The most important assumption of our sources is that the relative risk reduction achieved with statins is constant across primary prevention subgroups, including low risk patients. This assumption is not universally accepted [10]. In addition, our source studies assumed statins to be safe, with negligible costs associated with any rare, adverse drug reactions. One source study explicitly included the health care costs of statin-associated adverse events such as myopathy, and concluded that these events are rare enough to have a negligible effect on incremental cost-effectiveness ratios [15]. Based on the available clinical trial and epidemiologic literature, we believe these assumptions are valid.

Our conclusions are not affected by a recent Cochrane meta-analysis emphasizing “caution” in the use of statins in primary prevention [21]. This meta-analysis agreed with previously reported estimates of the benefits of statins in primary prevention – an approximately 30% reduction in combined fatal and non-fatal cardiovascular events. Since the studies we analyzed herein used similar estimates in generating their cost-effectiveness data, their results are in line with the statin benefits outlined by the Cochrane meta-analysis. This meta-analysis also found no increased rate of any adverse event in patients receiving statin therapy for primary prevention, including myalgia, rhabdomyolysis, or cancer, supporting the supposition that the management of adverse events has little, if any, effect on statin cost-effectiveness. Regardless, the recommendation for caution was due to a concern that adverse events may have been under-reported in statin clinical trials.

Our conclusions differ from those of a recent cost-effectiveness analysis [22]. Its results suggest poor statin cost-effectiveness even when assuming very low drug costs, though its focus on the Swiss health care system makes direct comparison to our US-based analysis difficult. This disagreement is most likely due to several methodological differences that were not shared by our source studies. The authors assume that 1) disadherence to statin therapy is high and 2) there is a small but measurable disutility caused by taking medication, and 3) they assessed costs and benefits over 10 years rather than patient lifetime. Each of these factors significantly decreased statin cost-effectiveness in sensitivity analysis. Particularly, while the authors assume 60% disadherence to statin therapy after 3 years [22], only one of the studies included in our analysis factored significant disadherence in its model [13], while the other three assumed 95–100% adherence; this difference would make statin therapy appear more favorable in the studies we analyzed.
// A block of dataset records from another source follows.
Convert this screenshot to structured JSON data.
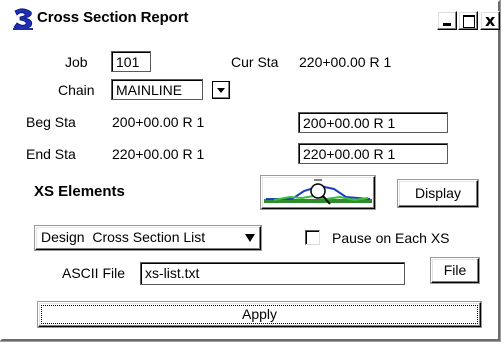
{
  "window": {
    "title": "Cross Section Report",
    "logo_icon": "geopak-logo-icon",
    "controls": {
      "minimize_icon": "minimize-icon",
      "maximize_icon": "maximize-icon",
      "close_glyph": "x"
    }
  },
  "job": {
    "label": "Job",
    "value": "101"
  },
  "cur_sta": {
    "label": "Cur Sta",
    "value": "220+00.00 R 1"
  },
  "chain": {
    "label": "Chain",
    "value": "MAINLINE"
  },
  "beg_sta": {
    "label": "Beg Sta",
    "display": "200+00.00 R 1",
    "value": "200+00.00 R 1"
  },
  "end_sta": {
    "label": "End Sta",
    "display": "220+00.00 R 1",
    "value": "220+00.00 R 1"
  },
  "xs_elements": {
    "label": "XS Elements",
    "icon": "cross-section-view-icon",
    "display_label": "Display"
  },
  "design_select": {
    "value": "Design  Cross Section List"
  },
  "pause_checkbox": {
    "label": "Pause on Each XS",
    "checked": false
  },
  "ascii_file": {
    "label": "ASCII File",
    "value": "xs-list.txt",
    "file_label": "File"
  },
  "apply_label": "Apply"
}
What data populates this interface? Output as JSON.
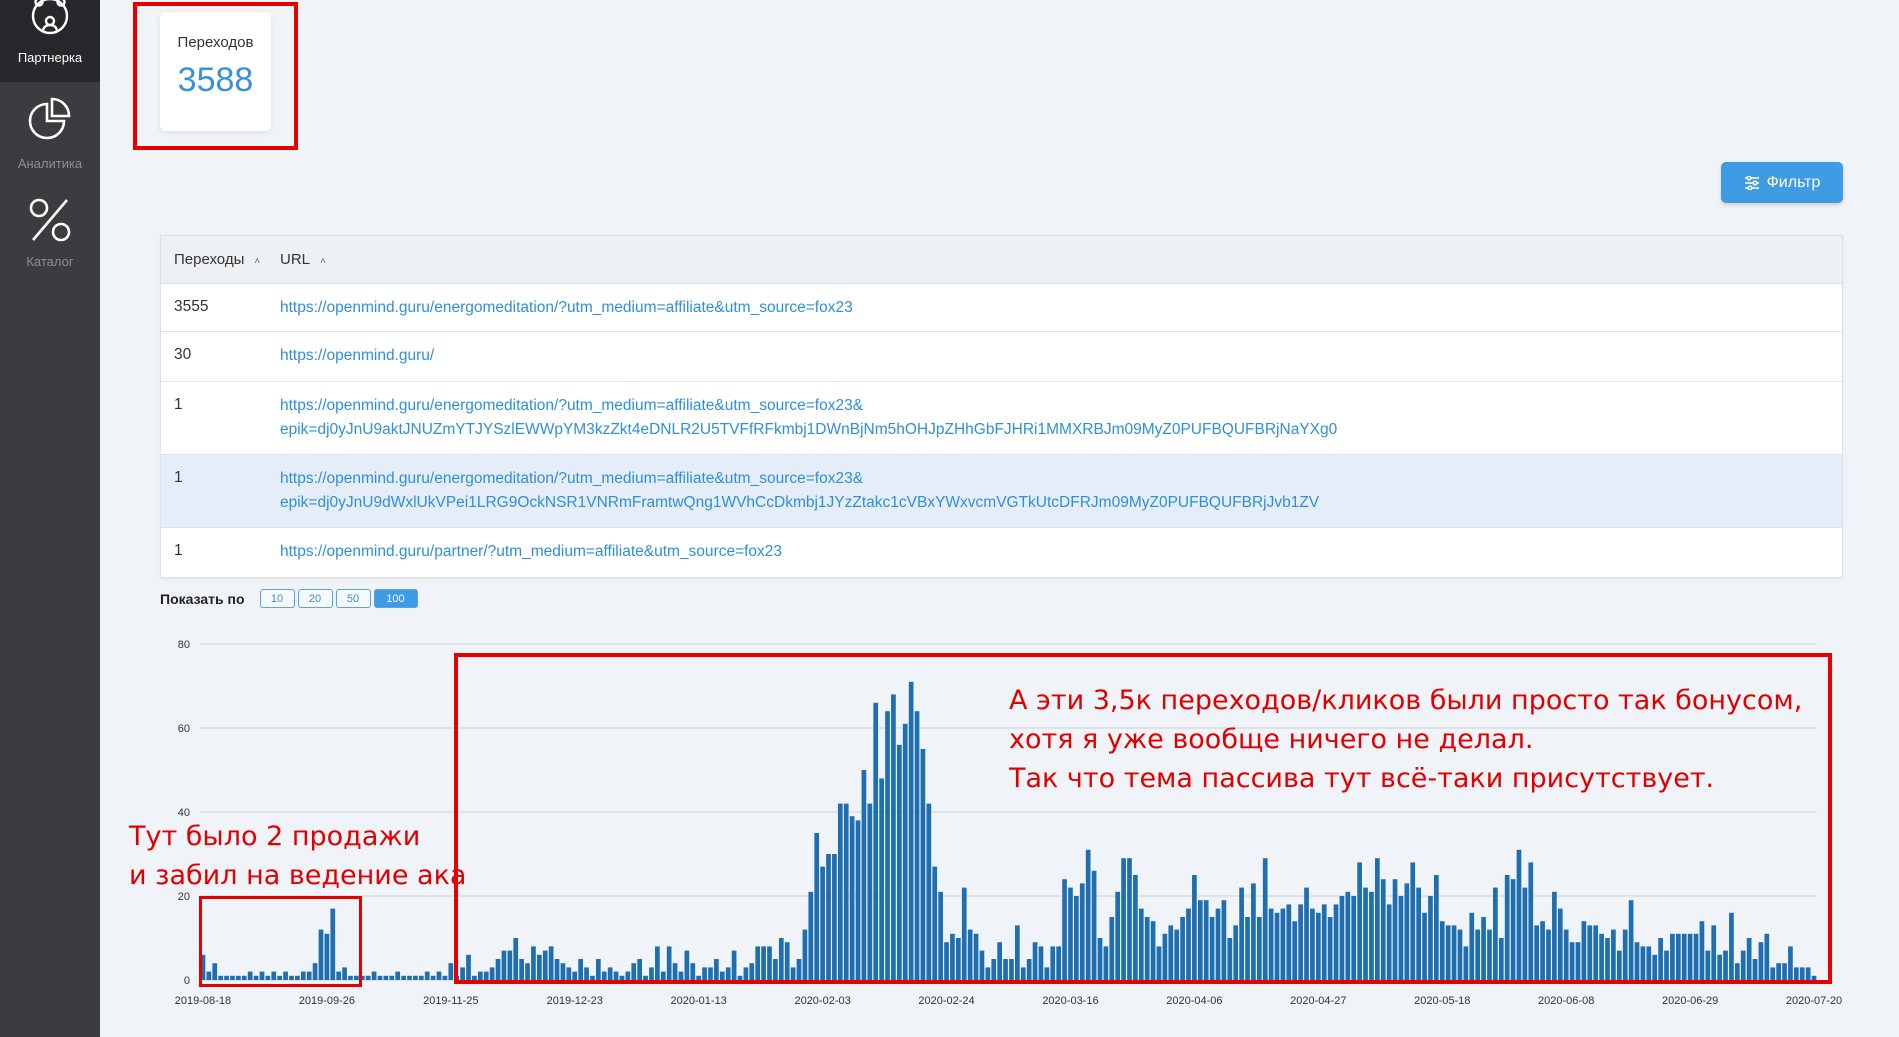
{
  "sidebar": {
    "items": [
      {
        "label": "Партнерка",
        "icon": "partners-icon"
      },
      {
        "label": "Аналитика",
        "icon": "pie-chart-icon"
      },
      {
        "label": "Каталог",
        "icon": "percent-icon"
      }
    ]
  },
  "stat": {
    "label": "Переходов",
    "value": "3588"
  },
  "filter_label": "Фильтр",
  "table": {
    "headers": [
      "Переходы",
      "URL"
    ],
    "rows": [
      {
        "count": "3555",
        "url": "https://openmind.guru/energomeditation/?utm_medium=affiliate&utm_source=fox23",
        "url2": ""
      },
      {
        "count": "30",
        "url": "https://openmind.guru/",
        "url2": ""
      },
      {
        "count": "1",
        "url": "https://openmind.guru/energomeditation/?utm_medium=affiliate&utm_source=fox23&",
        "url2": "epik=dj0yJnU9aktJNUZmYTJYSzlEWWpYM3kzZkt4eDNLR2U5TVFfRFkmbj1DWnBjNm5hOHJpZHhGbFJHRi1MMXRBJm09MyZ0PUFBQUFBRjNaYXg0"
      },
      {
        "count": "1",
        "url": "https://openmind.guru/energomeditation/?utm_medium=affiliate&utm_source=fox23&",
        "url2": "epik=dj0yJnU9dWxlUkVPei1LRG9OckNSR1VNRmFramtwQng1WVhCcDkmbj1JYzZtakc1cVBxYWxvcmVGTkUtcDFRJm09MyZ0PUFBQUFBRjJvb1ZV"
      },
      {
        "count": "1",
        "url": "https://openmind.guru/partner/?utm_medium=affiliate&utm_source=fox23",
        "url2": ""
      }
    ]
  },
  "pager": {
    "label": "Показать по",
    "options": [
      "10",
      "20",
      "50",
      "100"
    ],
    "selected": "100"
  },
  "annotations": {
    "left": [
      "Тут было 2 продажи",
      "и забил на ведение ака"
    ],
    "right": [
      "А эти 3,5к переходов/кликов были просто так бонусом,",
      "хотя я уже вообще ничего не делал.",
      "Так что тема пассива тут всё-таки присутствует."
    ]
  },
  "colors": {
    "bar": "#1f6fb0",
    "accent": "#3f9be3",
    "annotation": "#e60000"
  },
  "chart_data": {
    "type": "bar",
    "title": "",
    "xlabel": "",
    "ylabel": "",
    "ylim": [
      0,
      80
    ],
    "grid": true,
    "yticks": [
      0,
      20,
      40,
      60,
      80
    ],
    "xtick_labels": [
      "2019-08-18",
      "2019-09-26",
      "2019-11-25",
      "2019-12-23",
      "2020-01-13",
      "2020-02-03",
      "2020-02-24",
      "2020-03-16",
      "2020-04-06",
      "2020-04-27",
      "2020-05-18",
      "2020-06-08",
      "2020-06-29",
      "2020-07-20"
    ],
    "xtick_every": 21,
    "values": [
      6,
      2,
      4,
      1,
      1,
      1,
      1,
      1,
      2,
      1,
      2,
      1,
      2,
      1,
      2,
      1,
      1,
      2,
      2,
      4,
      12,
      11,
      17,
      2,
      3,
      1,
      1,
      1,
      1,
      2,
      1,
      1,
      1,
      2,
      1,
      1,
      1,
      1,
      2,
      1,
      2,
      1,
      4,
      1,
      3,
      6,
      1,
      2,
      2,
      3,
      5,
      7,
      7,
      10,
      5,
      4,
      8,
      6,
      7,
      8,
      5,
      4,
      3,
      2,
      5,
      3,
      1,
      5,
      2,
      3,
      2,
      1,
      2,
      4,
      5,
      1,
      3,
      8,
      2,
      8,
      4,
      2,
      7,
      4,
      1,
      3,
      3,
      5,
      2,
      3,
      7,
      1,
      3,
      4,
      8,
      8,
      8,
      5,
      10,
      9,
      3,
      5,
      12,
      21,
      35,
      27,
      30,
      30,
      42,
      42,
      39,
      38,
      50,
      42,
      66,
      48,
      64,
      68,
      56,
      61,
      71,
      64,
      55,
      42,
      27,
      21,
      9,
      11,
      10,
      22,
      12,
      11,
      7,
      3,
      5,
      9,
      5,
      5,
      13,
      3,
      5,
      9,
      8,
      3,
      8,
      8,
      24,
      22,
      20,
      23,
      31,
      26,
      10,
      8,
      15,
      21,
      29,
      29,
      25,
      17,
      15,
      14,
      8,
      11,
      13,
      12,
      15,
      17,
      25,
      19,
      19,
      15,
      17,
      19,
      10,
      13,
      22,
      15,
      23,
      15,
      29,
      17,
      16,
      17,
      18,
      14,
      18,
      22,
      17,
      16,
      18,
      15,
      18,
      20,
      21,
      20,
      28,
      22,
      21,
      29,
      24,
      18,
      24,
      20,
      23,
      28,
      22,
      16,
      20,
      25,
      14,
      13,
      13,
      12,
      8,
      16,
      12,
      15,
      12,
      22,
      10,
      25,
      24,
      31,
      22,
      28,
      13,
      14,
      12,
      21,
      17,
      12,
      9,
      9,
      14,
      13,
      13,
      11,
      10,
      12,
      7,
      12,
      19,
      9,
      8,
      8,
      6,
      10,
      7,
      11,
      11,
      11,
      11,
      11,
      14,
      7,
      13,
      6,
      7,
      16,
      4,
      7,
      10,
      5,
      9,
      11,
      3,
      4,
      4,
      8,
      3,
      3,
      3,
      1
    ]
  }
}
The methodological differences among our source studies might limit direct comparison of their results. Comparing statins to a baseline therapy such as aspirin or diet might make statins appear less cost-effective if the baseline therapy is efficacious and relatively cheap, since in comparison statins will prevent relatively fewer cardiac events for the same cost. Measuring costs and benefits over a longer time period may improve cost-effectiveness, because life-years saved will have a greater chance to accrue, especially for younger populations. Measurement of QALY instead of LYG may be expected to reduce cost-effectiveness, since elderly patients, for whom statins will prevent the most cardiac events, are usually assumed to have a lower quality of life due to disability.
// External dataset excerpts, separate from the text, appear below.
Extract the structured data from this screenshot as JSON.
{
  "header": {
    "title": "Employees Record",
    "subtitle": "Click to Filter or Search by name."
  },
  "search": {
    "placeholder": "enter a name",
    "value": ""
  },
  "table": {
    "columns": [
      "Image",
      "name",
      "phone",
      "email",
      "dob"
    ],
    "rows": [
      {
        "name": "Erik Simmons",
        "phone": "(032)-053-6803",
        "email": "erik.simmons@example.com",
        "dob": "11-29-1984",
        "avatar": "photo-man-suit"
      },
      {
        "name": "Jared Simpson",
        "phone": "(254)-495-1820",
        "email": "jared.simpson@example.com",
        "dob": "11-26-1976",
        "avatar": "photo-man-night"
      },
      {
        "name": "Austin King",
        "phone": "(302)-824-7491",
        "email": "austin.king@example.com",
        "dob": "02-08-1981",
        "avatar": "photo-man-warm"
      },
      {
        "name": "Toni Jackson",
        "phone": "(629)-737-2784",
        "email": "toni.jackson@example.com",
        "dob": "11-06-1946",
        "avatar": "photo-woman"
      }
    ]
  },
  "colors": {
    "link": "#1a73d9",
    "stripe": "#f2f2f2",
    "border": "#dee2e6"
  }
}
In summary, we found a strong correlation between drug price and cost-effectiveness for healthy patients at varying risk for coronary disease. Statin therapy should be increasingly more cost-effective for lower-risk patients as drug prices decline. Based on cost-effectiveness, it would be reasonable for clinicians to be more aggressive in treating low-risk patients, and for future treatment guidelines to consider recommending therapy for a broader patient base.